Di Amerika Serikat, Partai Republik secara konsisten memperjuangkan kepentingan kelas atas, terutama para pemilik modal. Selama masa kepemimpinan Presiden George W. Bush, pemotongan pajak terbesar diberikan kepada para pemilik investasi dan pewaris kekayaan besar: tarif pajak atas dividen turun drastis dari hampir 40% menjadi hanya 15%, dan pajak warisan dihapuskan sama sekali. Rencana pajak yang diajukan oleh Partai Republik di era Obama bahkan memungkinkan individu yang hidup sepenuhnya dari pendapatan investasi untuk tidak membayar pajak federal sedikit pun. Sementara di Inggris, Perdana Menteri dari Partai Konservatif, David Cameron, secara terang-terangan menolak ide pajak untuk properti mewah (mansion tax) dengan alasan yang sangat gamblang: “Donatur kami tidak akan menerimanya.” Pernyataan ini dengan jujur mengungkapkan relasi mesra antara kekuasaan politik dan oligarki ekonomi, di mana kebijakan publik dikendalikan oleh kepentingan elite yang mampu mendanai partai politik.
Dalam ranah korporasi global, pandangan serupa juga digaungkan oleh tokoh-tokoh bisnis besar. Bernard Arnault, CEO grup mewah Prancis LVMH, pernah menyatakan dengan penuh kebanggaan bahwa perusahaan internasional kini memiliki sumber daya yang lebih besar dan daya tawar yang setara atau bahkan melebihi negara. “Dampak nyata politisi terhadap kehidupan ekonomi sebuah negara semakin terbatas. Untungnya,” ujar Arnault. Pernyataan ini mencerminkan sebuah paradigma baru di mana kekuasaan ekonomi tidak lagi tunduk pada mekanisme politik demokratis, tetapi justru menundukkannya. Dalam pemikiran para kritikus seperti Michael Sandel dan Nancy Fraser, dominasi kaum kaya terhadap ruang publik menciptakan democratic deficit—defisit demokrasi—karena suara warga negara tidak lagi sebanding nilainya dengan suara kapital.
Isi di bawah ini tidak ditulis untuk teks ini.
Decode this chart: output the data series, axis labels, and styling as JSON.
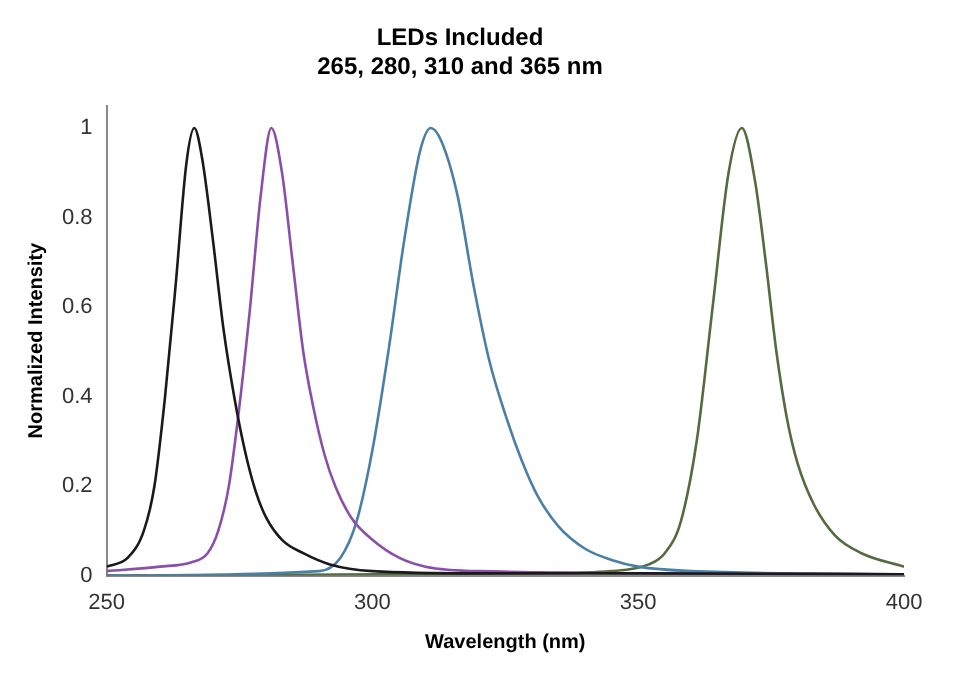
{
  "chart_data": {
    "type": "line",
    "title": "LEDs Included",
    "subtitle": "265, 280, 310 and 365 nm",
    "xlabel": "Wavelength (nm)",
    "ylabel": "Normalized Intensity",
    "xlim": [
      250,
      400
    ],
    "xticks": [
      250,
      300,
      350,
      400
    ],
    "ylim": [
      0,
      1.05
    ],
    "yticks": [
      0,
      0.2,
      0.4,
      0.6,
      0.8,
      1
    ],
    "grid": false,
    "legend": false,
    "marker": "none",
    "line_style": "solid",
    "series": [
      {
        "color": "#1a1a1a",
        "x": [
          250,
          254,
          257,
          259,
          261,
          263,
          265,
          266.5,
          268,
          270,
          272,
          274,
          276,
          278,
          280,
          283,
          287,
          292,
          300,
          320,
          350,
          400
        ],
        "values": [
          0.02,
          0.04,
          0.1,
          0.2,
          0.4,
          0.65,
          0.92,
          1,
          0.93,
          0.75,
          0.55,
          0.4,
          0.28,
          0.19,
          0.13,
          0.08,
          0.05,
          0.025,
          0.01,
          0.005,
          0.005,
          0.003
        ]
      },
      {
        "color": "#8b4fa8",
        "x": [
          250,
          260,
          266,
          269,
          271,
          273,
          275,
          277,
          279,
          281,
          283,
          285,
          287,
          289,
          291,
          293,
          296,
          300,
          305,
          310,
          320,
          400
        ],
        "values": [
          0.01,
          0.02,
          0.03,
          0.05,
          0.1,
          0.2,
          0.38,
          0.6,
          0.85,
          1,
          0.9,
          0.7,
          0.5,
          0.37,
          0.27,
          0.2,
          0.13,
          0.08,
          0.04,
          0.02,
          0.01,
          0.003
        ]
      },
      {
        "color": "#4a7fa8",
        "x": [
          250,
          290,
          294,
          297,
          300,
          303,
          306,
          309,
          311,
          313,
          316,
          319,
          322,
          325,
          328,
          331,
          335,
          340,
          345,
          350,
          360,
          400
        ],
        "values": [
          0,
          0.01,
          0.04,
          0.12,
          0.28,
          0.5,
          0.75,
          0.95,
          1,
          0.97,
          0.85,
          0.65,
          0.48,
          0.36,
          0.26,
          0.18,
          0.11,
          0.06,
          0.035,
          0.02,
          0.01,
          0.003
        ]
      },
      {
        "color": "#556b3f",
        "x": [
          250,
          330,
          345,
          352,
          355,
          358,
          361,
          364,
          367,
          369.5,
          372,
          374,
          376,
          378,
          380,
          383,
          387,
          392,
          400
        ],
        "values": [
          0,
          0.005,
          0.01,
          0.025,
          0.05,
          0.12,
          0.3,
          0.6,
          0.9,
          1,
          0.88,
          0.7,
          0.5,
          0.35,
          0.25,
          0.16,
          0.09,
          0.05,
          0.02
        ]
      }
    ]
  }
}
Ketika politik menjadi perpanjangan tangan dari kepentingan korporasi dan elite ekonomi, maka nilai-nilai keadilan, solidaritas, dan pemerataan semakin tersingkir. Pandangan bahwa redistribusi kekayaan akan menghambat pertumbuhan ekonomi adalah bentuk rasionalisasi ideologis yang mengaburkan kenyataan bahwa pertumbuhan itu sendiri seringkali terjadi secara tidak inklusif. Ketimpangan yang dibiarkan tumbuh tanpa kendali bukan hanya merusak kohesi sosial, tetapi juga melemahkan legitimasi moral negara. Maka, mendesak untuk dilakukan dekonstruksi terhadap mitos meritokrasi dan kebijakan trickle-down, serta membuka ruang bagi pemikiran ekonomi-politik yang lebih egaliter dan demokratis.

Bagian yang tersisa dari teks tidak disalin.